Compensation & Benefits

Understanding employee rewards and penalties

Being praised for going above and beyond one’s duty at work, especially if there’s extra pay, can lead to high employee performance. However, when an employee does not receive favourable subjective performance evaluations, it can also have negative effects.

These are the findings of a study conducted by the University of Toronto, Rotman School of Management, in which they examined the impacts of how managers in a Chinese company incentivise or penalise their workers.

Previous studies around incentivisation assessed performance outcomes when workers are aware of potential rewards and penalties but have not received them yet. This new study examines performance after receiving rewards or penalties.

In the report published in the journal Management Science, researchers evaluated two years of data from a Chinese company, combining subjective and objective performance assessments to reward or penalise employees.

The objective assessment sets monthly departmental goals around organisational behaviour and operational performance. Points out of 100 were awarded based on each department’s progress towards its targets.

The company set up dashboards so that departments could track their progress. However, managers could override monthly results by giving bonuses to departments that did not finish first and by reducing pay to departments that did not finish last. Departments could also receive rewards by not losing pay for finishing last and could receive penalties by not getting a bonus despite top ranking.

The results revealed that departments that received subjective override and rewards improved their job performance by an average of 18.4 points the next month compared to those that did not receive penalties or bonuses. Meanwhile, departments that received subjective penalties experienced a drop of 13 points in job performance.
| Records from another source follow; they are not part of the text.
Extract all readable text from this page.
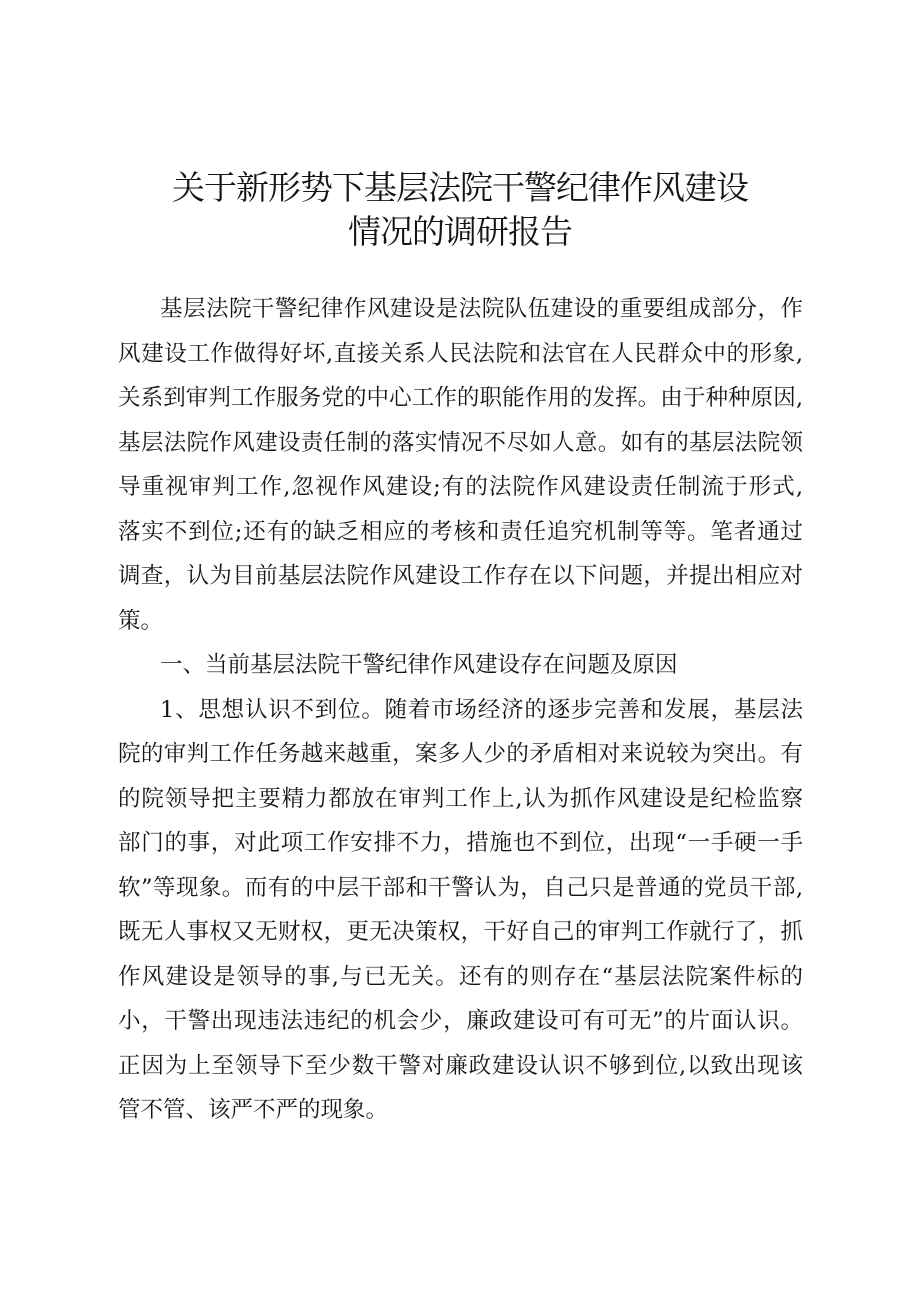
关于新形势下基层法院干警纪律作风建设
情况的调研报告
基层法院干警纪律作风建设是法院队伍建设的重要组成部分，作
风建设工作做得好坏,直接关系人民法院和法官在人民群众中的形象,
关系到审判工作服务党的中心工作的职能作用的发挥。由于种种原因,
基层法院作风建设责任制的落实情况不尽如人意。如有的基层法院领
导重视审判工作,忽视作风建设;有的法院作风建设责任制流于形式,
落实不到位;还有的缺乏相应的考核和责任追究机制等等。笔者通过
调查，认为目前基层法院作风建设工作存在以下问题，并提出相应对
策。
一、当前基层法院干警纪律作风建设存在问题及原因
1、思想认识不到位。随着市场经济的逐步完善和发展，基层法
院的审判工作任务越来越重，案多人少的矛盾相对来说较为突出。有
的院领导把主要精力都放在审判工作上,认为抓作风建设是纪检监察
部门的事，对此项工作安排不力，措施也不到位，出现“一手硬一手
软”等现象。而有的中层干部和干警认为，自己只是普通的党员干部,
既无人事权又无财权，更无决策权，干好自己的审判工作就行了，抓
作风建设是领导的事,与已无关。还有的则存在“基层法院案件标的
小，干警出现违法违纪的机会少，廉政建设可有可无”的片面认识。
正因为上至领导下至少数干警对廉政建设认识不够到位,以致出现该
管不管、该严不严的现象。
Moreover, the study found positive and negative effects when workers received bonus pay as a reward or lost pay as a penalty.

The study's findings suggest that managers must be cautious when deciding how to incentivise job performance, said Assistant Professor Jee-Eun Shin, one of the study's co-authors. The results are very relevant among global supply chains and productivity linked to large multinational companies that depend on smaller suppliers.

“What we’re looking at is an incentive system that suppliers to these multinationals could have,” Prof. Shin said.